CNBC, the financial news network, is done with daytime Nielsen ratings.
"They are no longer guaranteeing the business day, which is the most important daypart for a financial client," a source told Adweek. "They believe that their primary business day viewing is done in offices and therefore not monitored by Nielsen and underrepresented."
And to some extent, that's probably the case. The smaller a network's audience, the less accurate its Nielsen ratings are going to be, and the ratings for CNBC have gotten ever-smaller in the last few years, as have ratings at its competitors. The network will continue to guarantee in prime time.
But, of course, CNBC is also one of the few networks for which daytime ratings aren't a particularly accurate measure of relevant reach. Monitors throughout the Goldman Sachs building play the network to their wealthy executives. The network's show Squawk on the Street broadcasts from inside the New York Stock Exchange. If you work in the financial world—a small world, but one with nearly unlimited spending money—CNBC is ubiquitous in gyms, hotels and elsewhere among areas frequented by bankers and traders.
This has always been the network's contention when low ratings rear their heads—what does it matter if a representative sampling of 40-year-olds across the country have decided to marathon Breaking Bad this month? The network's core viewership is and will continue to be Wall Street, and those are the people on the market for, say, a Lexus or a trip to Bali.
So now, it seems that CNBC has decided to put its money where its mouth is and withdraw guarantees for the daytime, which is a crucial daypart for most people anxious to reach the network's demographics. A source said the network has told advertisers that only half its clients asked for guarantees, anyway. That probably worked out very well for that half because if you're getting your deliveries regardless of ratings and your price is pegged to ratings guarantees, you may have gotten make-goods this last year even though you were reaching your audience.
Instead, said a source close to the network, the company is offering guarantees based on its own internal measurement of ad deliveries. It's not an ideal situation, certainly—third-party measurement is a large part of what makes TV advertising so valuable—but parent company NBCUniversal has been revising its advertising sales apparatus radically in recent months.

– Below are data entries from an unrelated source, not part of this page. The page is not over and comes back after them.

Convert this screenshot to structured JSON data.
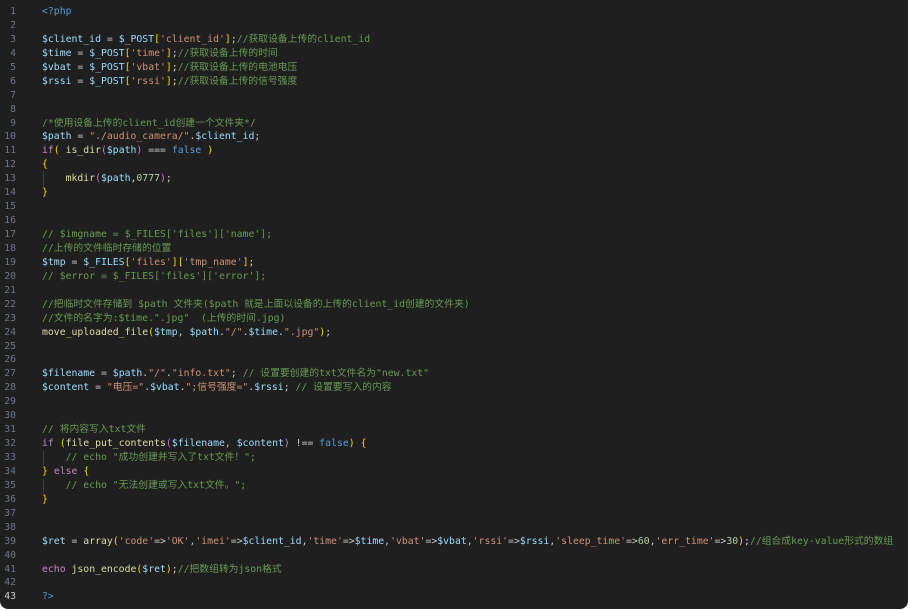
{
  "editor": {
    "active_line": 43,
    "lines": [
      {
        "n": "1",
        "tokens": [
          [
            "t-php",
            "<?php"
          ]
        ]
      },
      {
        "n": "2",
        "tokens": []
      },
      {
        "n": "3",
        "tokens": [
          [
            "t-var",
            "$client_id"
          ],
          [
            "t-pun",
            " = "
          ],
          [
            "t-var",
            "$_POST"
          ],
          [
            "t-br1",
            "["
          ],
          [
            "t-str",
            "'client_id'"
          ],
          [
            "t-br1",
            "]"
          ],
          [
            "t-pun",
            ";"
          ],
          [
            "t-cmt",
            "//获取设备上传的client_id"
          ]
        ]
      },
      {
        "n": "4",
        "tokens": [
          [
            "t-var",
            "$time"
          ],
          [
            "t-pun",
            " = "
          ],
          [
            "t-var",
            "$_POST"
          ],
          [
            "t-br1",
            "["
          ],
          [
            "t-str",
            "'time'"
          ],
          [
            "t-br1",
            "]"
          ],
          [
            "t-pun",
            ";"
          ],
          [
            "t-cmt",
            "//获取设备上传的时间"
          ]
        ]
      },
      {
        "n": "5",
        "tokens": [
          [
            "t-var",
            "$vbat"
          ],
          [
            "t-pun",
            " = "
          ],
          [
            "t-var",
            "$_POST"
          ],
          [
            "t-br1",
            "["
          ],
          [
            "t-str",
            "'vbat'"
          ],
          [
            "t-br1",
            "]"
          ],
          [
            "t-pun",
            ";"
          ],
          [
            "t-cmt",
            "//获取设备上传的电池电压"
          ]
        ]
      },
      {
        "n": "6",
        "tokens": [
          [
            "t-var",
            "$rssi"
          ],
          [
            "t-pun",
            " = "
          ],
          [
            "t-var",
            "$_POST"
          ],
          [
            "t-br1",
            "["
          ],
          [
            "t-str",
            "'rssi'"
          ],
          [
            "t-br1",
            "]"
          ],
          [
            "t-pun",
            ";"
          ],
          [
            "t-cmt",
            "//获取设备上传的信号强度"
          ]
        ]
      },
      {
        "n": "7",
        "tokens": []
      },
      {
        "n": "8",
        "tokens": []
      },
      {
        "n": "9",
        "tokens": [
          [
            "t-cmt",
            "/*使用设备上传的client_id创建一个文件夹*/"
          ]
        ]
      },
      {
        "n": "10",
        "tokens": [
          [
            "t-var",
            "$path"
          ],
          [
            "t-pun",
            " = "
          ],
          [
            "t-str",
            "\"./audio_camera/\""
          ],
          [
            "t-pun",
            "."
          ],
          [
            "t-var",
            "$client_id"
          ],
          [
            "t-pun",
            ";"
          ]
        ]
      },
      {
        "n": "11",
        "tokens": [
          [
            "t-kw",
            "if"
          ],
          [
            "t-br1",
            "("
          ],
          [
            "t-pun",
            " "
          ],
          [
            "t-fn",
            "is_dir"
          ],
          [
            "t-br2",
            "("
          ],
          [
            "t-var",
            "$path"
          ],
          [
            "t-br2",
            ")"
          ],
          [
            "t-pun",
            " === "
          ],
          [
            "t-const",
            "false"
          ],
          [
            "t-pun",
            " "
          ],
          [
            "t-br1",
            ")"
          ]
        ]
      },
      {
        "n": "12",
        "tokens": [
          [
            "t-br1",
            "{"
          ]
        ]
      },
      {
        "n": "13",
        "guide": true,
        "tokens": [
          [
            "t-pun",
            "    "
          ],
          [
            "t-fn",
            "mkdir"
          ],
          [
            "t-br2",
            "("
          ],
          [
            "t-var",
            "$path"
          ],
          [
            "t-pun",
            ","
          ],
          [
            "t-num",
            "0777"
          ],
          [
            "t-br2",
            ")"
          ],
          [
            "t-pun",
            ";"
          ]
        ]
      },
      {
        "n": "14",
        "tokens": [
          [
            "t-br1",
            "}"
          ]
        ]
      },
      {
        "n": "15",
        "tokens": []
      },
      {
        "n": "16",
        "tokens": []
      },
      {
        "n": "17",
        "tokens": [
          [
            "t-cmt",
            "// $imgname = $_FILES['files']['name'];"
          ]
        ]
      },
      {
        "n": "18",
        "tokens": [
          [
            "t-cmt",
            "//上传的文件临时存储的位置"
          ]
        ]
      },
      {
        "n": "19",
        "tokens": [
          [
            "t-var",
            "$tmp"
          ],
          [
            "t-pun",
            " = "
          ],
          [
            "t-var",
            "$_FILES"
          ],
          [
            "t-br1",
            "["
          ],
          [
            "t-str",
            "'files'"
          ],
          [
            "t-br1",
            "]"
          ],
          [
            "t-br1",
            "["
          ],
          [
            "t-str",
            "'tmp_name'"
          ],
          [
            "t-br1",
            "]"
          ],
          [
            "t-pun",
            ";"
          ]
        ]
      },
      {
        "n": "20",
        "tokens": [
          [
            "t-cmt",
            "// $error = $_FILES['files']['error'];"
          ]
        ]
      },
      {
        "n": "21",
        "tokens": []
      },
      {
        "n": "22",
        "tokens": [
          [
            "t-cmt",
            "//把临时文件存储到 $path 文件夹($path 就是上面以设备的上传的client_id创建的文件夹)"
          ]
        ]
      },
      {
        "n": "23",
        "tokens": [
          [
            "t-cmt",
            "//文件的名字为:$time.\".jpg\"  (上传的时间.jpg)"
          ]
        ]
      },
      {
        "n": "24",
        "tokens": [
          [
            "t-fn",
            "move_uploaded_file"
          ],
          [
            "t-br1",
            "("
          ],
          [
            "t-var",
            "$tmp"
          ],
          [
            "t-pun",
            ", "
          ],
          [
            "t-var",
            "$path"
          ],
          [
            "t-pun",
            "."
          ],
          [
            "t-str",
            "\"/\""
          ],
          [
            "t-pun",
            "."
          ],
          [
            "t-var",
            "$time"
          ],
          [
            "t-pun",
            "."
          ],
          [
            "t-str",
            "\".jpg\""
          ],
          [
            "t-br1",
            ")"
          ],
          [
            "t-pun",
            ";"
          ]
        ]
      },
      {
        "n": "25",
        "tokens": []
      },
      {
        "n": "26",
        "tokens": []
      },
      {
        "n": "27",
        "tokens": [
          [
            "t-var",
            "$filename"
          ],
          [
            "t-pun",
            " = "
          ],
          [
            "t-var",
            "$path"
          ],
          [
            "t-pun",
            "."
          ],
          [
            "t-str",
            "\"/\""
          ],
          [
            "t-pun",
            "."
          ],
          [
            "t-str",
            "\"info.txt\""
          ],
          [
            "t-pun",
            "; "
          ],
          [
            "t-cmt",
            "// 设置要创建的txt文件名为\"new.txt\""
          ]
        ]
      },
      {
        "n": "28",
        "tokens": [
          [
            "t-var",
            "$content"
          ],
          [
            "t-pun",
            " = "
          ],
          [
            "t-str",
            "\"电压=\""
          ],
          [
            "t-pun",
            "."
          ],
          [
            "t-var",
            "$vbat"
          ],
          [
            "t-pun",
            "."
          ],
          [
            "t-str",
            "\";信号强度=\""
          ],
          [
            "t-pun",
            "."
          ],
          [
            "t-var",
            "$rssi"
          ],
          [
            "t-pun",
            "; "
          ],
          [
            "t-cmt",
            "// 设置要写入的内容"
          ]
        ]
      },
      {
        "n": "29",
        "tokens": []
      },
      {
        "n": "30",
        "tokens": []
      },
      {
        "n": "31",
        "tokens": [
          [
            "t-cmt",
            "// 将内容写入txt文件"
          ]
        ]
      },
      {
        "n": "32",
        "tokens": [
          [
            "t-kw",
            "if"
          ],
          [
            "t-pun",
            " "
          ],
          [
            "t-br1",
            "("
          ],
          [
            "t-fn",
            "file_put_contents"
          ],
          [
            "t-br2",
            "("
          ],
          [
            "t-var",
            "$filename"
          ],
          [
            "t-pun",
            ", "
          ],
          [
            "t-var",
            "$content"
          ],
          [
            "t-br2",
            ")"
          ],
          [
            "t-pun",
            " !== "
          ],
          [
            "t-const",
            "false"
          ],
          [
            "t-br1",
            ")"
          ],
          [
            "t-pun",
            " "
          ],
          [
            "t-br1",
            "{"
          ]
        ]
      },
      {
        "n": "33",
        "guide": true,
        "tokens": [
          [
            "t-pun",
            "    "
          ],
          [
            "t-cmt",
            "// echo \"成功创建并写入了txt文件！\";"
          ]
        ]
      },
      {
        "n": "34",
        "tokens": [
          [
            "t-br1",
            "}"
          ],
          [
            "t-pun",
            " "
          ],
          [
            "t-kw",
            "else"
          ],
          [
            "t-pun",
            " "
          ],
          [
            "t-br1",
            "{"
          ]
        ]
      },
      {
        "n": "35",
        "guide": true,
        "tokens": [
          [
            "t-pun",
            "    "
          ],
          [
            "t-cmt",
            "// echo \"无法创建或写入txt文件。\";"
          ]
        ]
      },
      {
        "n": "36",
        "tokens": [
          [
            "t-br1",
            "}"
          ]
        ]
      },
      {
        "n": "37",
        "tokens": []
      },
      {
        "n": "38",
        "tokens": []
      },
      {
        "n": "39",
        "tokens": [
          [
            "t-var",
            "$ret"
          ],
          [
            "t-pun",
            " = "
          ],
          [
            "t-fn",
            "array"
          ],
          [
            "t-br1",
            "("
          ],
          [
            "t-str",
            "'code'"
          ],
          [
            "t-pun",
            "=>"
          ],
          [
            "t-str",
            "'OK'"
          ],
          [
            "t-pun",
            ","
          ],
          [
            "t-str",
            "'imei'"
          ],
          [
            "t-pun",
            "=>"
          ],
          [
            "t-var",
            "$client_id"
          ],
          [
            "t-pun",
            ","
          ],
          [
            "t-str",
            "'time'"
          ],
          [
            "t-pun",
            "=>"
          ],
          [
            "t-var",
            "$time"
          ],
          [
            "t-pun",
            ","
          ],
          [
            "t-str",
            "'vbat'"
          ],
          [
            "t-pun",
            "=>"
          ],
          [
            "t-var",
            "$vbat"
          ],
          [
            "t-pun",
            ","
          ],
          [
            "t-str",
            "'rssi'"
          ],
          [
            "t-pun",
            "=>"
          ],
          [
            "t-var",
            "$rssi"
          ],
          [
            "t-pun",
            ","
          ],
          [
            "t-str",
            "'sleep_time'"
          ],
          [
            "t-pun",
            "=>"
          ],
          [
            "t-num",
            "60"
          ],
          [
            "t-pun",
            ","
          ],
          [
            "t-str",
            "'err_time'"
          ],
          [
            "t-pun",
            "=>"
          ],
          [
            "t-num",
            "30"
          ],
          [
            "t-br1",
            ")"
          ],
          [
            "t-pun",
            ";"
          ],
          [
            "t-cmt",
            "//组合成key-value形式的数组"
          ]
        ]
      },
      {
        "n": "40",
        "tokens": []
      },
      {
        "n": "41",
        "tokens": [
          [
            "t-kw",
            "echo"
          ],
          [
            "t-pun",
            " "
          ],
          [
            "t-fn",
            "json_encode"
          ],
          [
            "t-br1",
            "("
          ],
          [
            "t-var",
            "$ret"
          ],
          [
            "t-br1",
            ")"
          ],
          [
            "t-pun",
            ";"
          ],
          [
            "t-cmt",
            "//把数组转为json格式"
          ]
        ]
      },
      {
        "n": "42",
        "tokens": []
      },
      {
        "n": "43",
        "tokens": [
          [
            "t-php",
            "?>"
          ]
        ]
      }
    ]
  }
}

Part of that strategy seems to be finding more efficient measurement wherever possible and also leveraging its advantages in a serious way. Variety reported last week that the network will not only raise Super Bowl spot prices to an unprecedented $4.5 million for new advertisers, but it will also require an additional $4.5 million in commitments elsewhere in the portfolio to secure the privilege of buying a Super Bowl spot in the first place. Now, it looks like another component is unilaterally abandoning inefficient measurement when there are no good numbers to be had.

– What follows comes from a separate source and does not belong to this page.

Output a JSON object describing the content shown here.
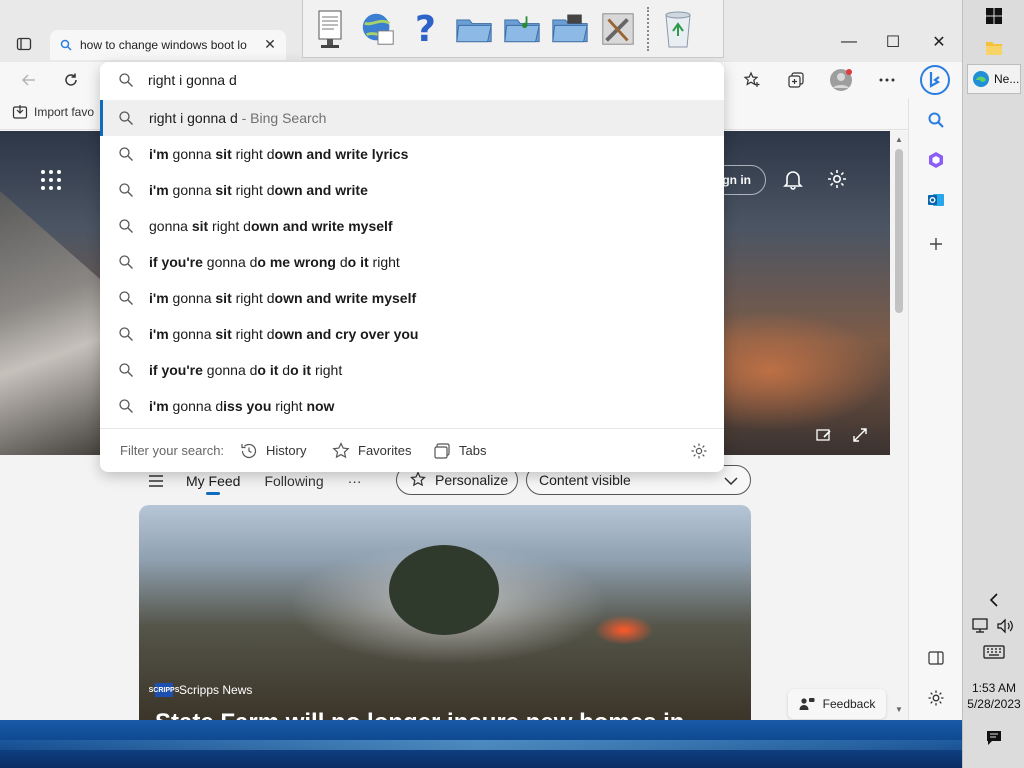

Asked whether the company was abandoning Nielsens for daytime, the network offered the following from Seth Winter, evp, news and sports ad sales group: "While we completely agree that CNBC's core audience remains virtually unmeasured by current traditional metrics, our agreements with our clients are confidential," Winter wrote. "As we continue to explore the best measurement opportunities, our conversations with clients include new metrics that accurately demonstrate the power of the CNBC audience."